Hempel, Casper1; Hoyer, Nils2; Kildemoes, Anna M. O.3; Jendresen, Charlotte Bille4; Kurtzhals, Jørgen Anders Lindholm1
1 Klinisk Mikrobiologisk Afdeling, Diagnostisk Center, Rigshospitalet, The Capital Region of Denmark2 Bachelor- og kandidatuddannelser3 Institut for International Sundhed, Immunologi og Mikrobiologi4 CMP
The pathogenesis of cerebral malaria (CM) includes compromised microvascular perfusion, increased inflammation, cytoadhesion, and endothelial activation. These events cause blood-brain barrier disruption and neuropathology and associations with the vascular endothelial growth factor (VEGF) signaling pathway have been shown. We studied this pathway in mice infected with Plasmodium berghei ANKA causing murine CM with or without the use of erythropoietin (EPO) as adjunct therapy.

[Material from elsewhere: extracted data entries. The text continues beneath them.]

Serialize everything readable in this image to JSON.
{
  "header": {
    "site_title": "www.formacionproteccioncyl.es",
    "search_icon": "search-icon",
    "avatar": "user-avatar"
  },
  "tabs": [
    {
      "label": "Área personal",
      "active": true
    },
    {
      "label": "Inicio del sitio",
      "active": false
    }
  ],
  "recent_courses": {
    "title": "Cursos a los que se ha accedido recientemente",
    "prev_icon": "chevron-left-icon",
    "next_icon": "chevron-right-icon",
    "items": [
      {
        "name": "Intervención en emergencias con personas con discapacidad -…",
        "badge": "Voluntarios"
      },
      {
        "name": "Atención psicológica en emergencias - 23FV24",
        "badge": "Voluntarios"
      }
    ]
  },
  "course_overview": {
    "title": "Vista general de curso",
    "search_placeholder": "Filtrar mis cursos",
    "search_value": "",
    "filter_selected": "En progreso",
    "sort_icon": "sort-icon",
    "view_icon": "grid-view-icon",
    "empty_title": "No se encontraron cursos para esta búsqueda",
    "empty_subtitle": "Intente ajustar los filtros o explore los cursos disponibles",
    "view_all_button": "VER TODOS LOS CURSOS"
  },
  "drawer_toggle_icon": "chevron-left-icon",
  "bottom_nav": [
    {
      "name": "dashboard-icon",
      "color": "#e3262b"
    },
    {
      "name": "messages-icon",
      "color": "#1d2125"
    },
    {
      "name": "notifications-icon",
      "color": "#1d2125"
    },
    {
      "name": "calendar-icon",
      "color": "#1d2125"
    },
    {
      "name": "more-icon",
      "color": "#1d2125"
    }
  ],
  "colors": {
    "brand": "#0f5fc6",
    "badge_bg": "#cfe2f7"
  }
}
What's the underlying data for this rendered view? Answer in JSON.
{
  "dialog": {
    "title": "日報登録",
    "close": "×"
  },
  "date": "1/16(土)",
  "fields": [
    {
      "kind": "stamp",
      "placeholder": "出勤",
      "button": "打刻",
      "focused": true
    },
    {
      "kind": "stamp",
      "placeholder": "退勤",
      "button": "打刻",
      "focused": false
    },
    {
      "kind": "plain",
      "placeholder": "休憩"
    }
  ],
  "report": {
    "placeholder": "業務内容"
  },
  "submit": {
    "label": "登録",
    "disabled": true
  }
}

ELISA and western blotting was used for quantification of VEGF and relevant proteins in brain and plasma. CM increased levels of VEGF in brain and plasma and decreased plasma levels of soluble VEGF receptor 2. EPO treatment normalized VEGF receptor 2 levels and reduced brain VEGF levels. Hypoxia-inducible factor (HIF)-1α was significantly upregulated whereas cerebral HIF-2α and EPO levels remained unchanged. Furthermore, we noticed increased caspase-3 and calpain activity in terminally ill mice, as measured by protease-specific cleavage of α-spectrin and p35. In conclusion, we detected increased cerebral and systemic VEGF as well as HIF-1α, which in the brain were reduced to normal in EPO-treated mice. Also caspase and calpain activity was reduced markedly in EPO-treated mice.